"8 Mile"

Review by Adrian Hyland


“"Genius is the brilliant invention of someone looking for a way out." - Jean-Paul Sartre.

The Detroit of Curtis Hanson's new film "8 Mile" is a black, claustrophobic, anonymous city, and with the help of the virtuoso Mexican cinematographer Rodrigo Prieto (who shot "Amores Perros"), Hanson gives us what feels like an authentic depiction of an urban American way of life. Prieto's imagery has great acuity; the city may be full of darkness but we see what we need to see with absolute clarity. We see that for the characters in "8 Mile", happiness isn't an option. They are looking only for a way out, a release, and Hanson is careful not to show us this way out. There are no mandatory shots of the skyline, no 'glittering cityscapes', just a relentless pattern of dirty streets and trailer parks, and a growing sense that for these guys there is no escape. "8 Mile" recreates that feeling of spiritual confinement that is part of living in a big city, and because it also takes us inside the artistic struggle of its white-boy rapper Rabbit (played by Eminem), we feel a tremendous sense of release when finally, through his art, he transcends his origins and finds his 'way out'. The last shot of this movie is truly uplifting, because the scenery may not have changed, but the man has.

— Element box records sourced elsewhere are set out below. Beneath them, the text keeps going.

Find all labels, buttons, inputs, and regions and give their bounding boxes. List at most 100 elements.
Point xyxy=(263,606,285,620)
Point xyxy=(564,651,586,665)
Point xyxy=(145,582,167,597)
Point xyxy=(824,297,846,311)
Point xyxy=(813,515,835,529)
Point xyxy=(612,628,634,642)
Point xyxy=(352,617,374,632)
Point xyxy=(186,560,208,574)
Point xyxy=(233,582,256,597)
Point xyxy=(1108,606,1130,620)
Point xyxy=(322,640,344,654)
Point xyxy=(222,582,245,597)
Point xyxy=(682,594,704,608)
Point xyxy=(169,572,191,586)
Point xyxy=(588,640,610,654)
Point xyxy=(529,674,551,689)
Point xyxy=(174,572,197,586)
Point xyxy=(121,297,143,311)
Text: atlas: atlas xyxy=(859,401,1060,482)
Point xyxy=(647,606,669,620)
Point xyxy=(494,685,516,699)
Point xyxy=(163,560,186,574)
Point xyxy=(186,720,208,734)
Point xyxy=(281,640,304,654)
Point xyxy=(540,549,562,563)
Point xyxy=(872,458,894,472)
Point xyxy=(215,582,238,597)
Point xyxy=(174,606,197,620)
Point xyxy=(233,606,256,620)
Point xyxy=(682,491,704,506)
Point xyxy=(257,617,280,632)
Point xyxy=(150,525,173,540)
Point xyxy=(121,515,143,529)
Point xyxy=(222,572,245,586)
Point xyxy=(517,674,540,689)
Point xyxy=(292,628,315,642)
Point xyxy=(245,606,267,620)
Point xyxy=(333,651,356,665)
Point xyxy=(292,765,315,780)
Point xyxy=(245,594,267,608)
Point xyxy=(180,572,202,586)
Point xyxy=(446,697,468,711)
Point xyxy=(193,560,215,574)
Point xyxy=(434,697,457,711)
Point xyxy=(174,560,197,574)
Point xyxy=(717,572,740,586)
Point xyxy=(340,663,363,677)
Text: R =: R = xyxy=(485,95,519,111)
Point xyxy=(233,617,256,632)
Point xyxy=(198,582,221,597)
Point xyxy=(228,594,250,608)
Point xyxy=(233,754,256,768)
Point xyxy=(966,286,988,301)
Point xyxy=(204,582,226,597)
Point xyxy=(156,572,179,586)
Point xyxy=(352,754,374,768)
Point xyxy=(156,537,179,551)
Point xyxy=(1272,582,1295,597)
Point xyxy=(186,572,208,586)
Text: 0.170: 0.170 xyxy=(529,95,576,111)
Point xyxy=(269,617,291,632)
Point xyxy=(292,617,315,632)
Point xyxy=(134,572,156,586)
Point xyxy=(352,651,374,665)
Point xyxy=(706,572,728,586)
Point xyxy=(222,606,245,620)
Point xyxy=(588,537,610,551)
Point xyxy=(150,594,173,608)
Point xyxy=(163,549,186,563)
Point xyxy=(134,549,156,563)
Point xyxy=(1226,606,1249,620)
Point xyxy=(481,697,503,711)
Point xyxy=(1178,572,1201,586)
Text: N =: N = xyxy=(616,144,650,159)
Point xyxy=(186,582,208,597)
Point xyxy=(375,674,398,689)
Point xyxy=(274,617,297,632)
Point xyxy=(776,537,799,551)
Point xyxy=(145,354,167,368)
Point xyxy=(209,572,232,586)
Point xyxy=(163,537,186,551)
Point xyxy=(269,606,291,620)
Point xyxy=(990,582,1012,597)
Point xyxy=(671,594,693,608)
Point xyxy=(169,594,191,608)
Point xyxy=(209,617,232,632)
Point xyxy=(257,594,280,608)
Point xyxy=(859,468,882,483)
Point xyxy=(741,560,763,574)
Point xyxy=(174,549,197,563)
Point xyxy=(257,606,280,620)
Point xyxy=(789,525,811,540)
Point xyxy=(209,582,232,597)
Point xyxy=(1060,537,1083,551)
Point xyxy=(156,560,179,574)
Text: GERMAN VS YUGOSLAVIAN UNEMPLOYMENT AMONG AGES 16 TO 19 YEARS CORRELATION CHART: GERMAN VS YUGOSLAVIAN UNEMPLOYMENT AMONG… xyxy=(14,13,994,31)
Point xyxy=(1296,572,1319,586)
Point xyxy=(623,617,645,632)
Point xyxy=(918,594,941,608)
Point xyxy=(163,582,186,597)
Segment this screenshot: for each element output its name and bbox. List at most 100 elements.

The brilliance with which "8 Mile" is executed may be down to Hanson and his crew, but anyone who remembers where they were when they first heard "Stan" will know that Eminem understands cinematic storytelling, and the movie's strong narrative drive can probably be attributed to the rapper's own acute sense of drama. And while he may or may not have had a hand in devising the suspense mechanism that sees Rabbit's moment of truth, his first public performance, withheld until the very last minute, it is Eminem alone who can be held responsible for the fact that when 'the moment' does arrive, it carries with it the unmistakable purity and strength of a great artist at work.

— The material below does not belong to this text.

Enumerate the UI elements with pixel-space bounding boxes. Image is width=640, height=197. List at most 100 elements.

Over the years Eminem has refined his art to the point where there is now very little that's complicated about it. You never find yourself wondering what he's talking about, as is often the case with other rappers; his choice of language transcends the hip-hop genre, while his delivery remains true to hip-hop's storytelling tradition. Eminem mixes his humour and his anger in the way a great stand-up comic like Richard Pryor might, and with each line comes the shock of the new that sets him apart from the kind of mundane rappers who tell us how 'lyrical' they are. There are no linguistic flourishes with Eminem, because like a master storyteller he lets the story tell itself.

If Eminem's recordings are characterised by a sense of barely controlled anger, then his on-screen presence is a beautiful contradiction: he has a ghostly calmness, as if living purely according to his own internal clock. The question of whether or not he can act is somewhat irrelevant, because for him to have completely mastered the craft of becoming someone else would surely have compromised the whole scenario, which is after all that of Eminem's life story, not of a fictional character that needs 'creating'. What is impressive in "8 Mile" is that there is a real sense of connection between him and the other actors in the cast, especially in his scenes with Brittany Murphy, with whom he shares one of the more convincing sex scenes of recent times.

Murphy has a strikingly original presence; I can't think of another actress who could have made the character of Alex so disconcertingly hungry - she won't be needing to audition for any of those upcoming 'nymphomaniac groupie' roles with this performance in the can - and the chemistry between her and the sullen, unsmiling Rabbit is just right. Kim Basinger seems miscast as Rabbit's mother (the comic scene in which she forces the details of her sex life on her son would probably have worked better in an Eminem song), but Hanson's superb directorial control can be felt in the almost uniformly excellent performances of the rest of the cast, and although the conception of one or two of the characters feels contrived, the momentum of the story never really suffers as a result.

"8 Mile" represents a triumph for Curtis Hanson, who after the cringe-fest that was "Wonder Boys" re-establishes himself as one of the best directors in Hollywood. His films have always had quality acting and a strong sense of place, and in "L.A. Confidential" he made one of the most viscerally exciting movies of the '90s, but "8 Mile" is a different kind of film, with a different subject matter. In "L.A. Confidential" the threat of physical danger was everywhere, and Hanson infused his sun-drenched locations with a kinaesthetically charged atmosphere that promised violence. In "8 Mile" Hanson's primary interest, as it was in "Wonder Boys", is in the artistic process, and although there is violence in "8 Mile", it doesn't linger in the mind, because we know that on these dark streets it's Rabbit's spirit, not his body, that's in danger. When Eminem as Rabbit takes the bus to work and, with his headphones on, drifts off into that personal space that is his only deliverance, mentally firing off verbal shots that accompany the beat in his ears and the bomb-site of a city that is his view through the window, everything becomes clear, his destiny seems as inexorable as the rhythm of the music, and we feel privileged to be watching an heroic act: the creation of something where there was previously nothing.

— Adrian Hyland studied post-production at South Seas Film & Television School. He now works as a news editor at TV3.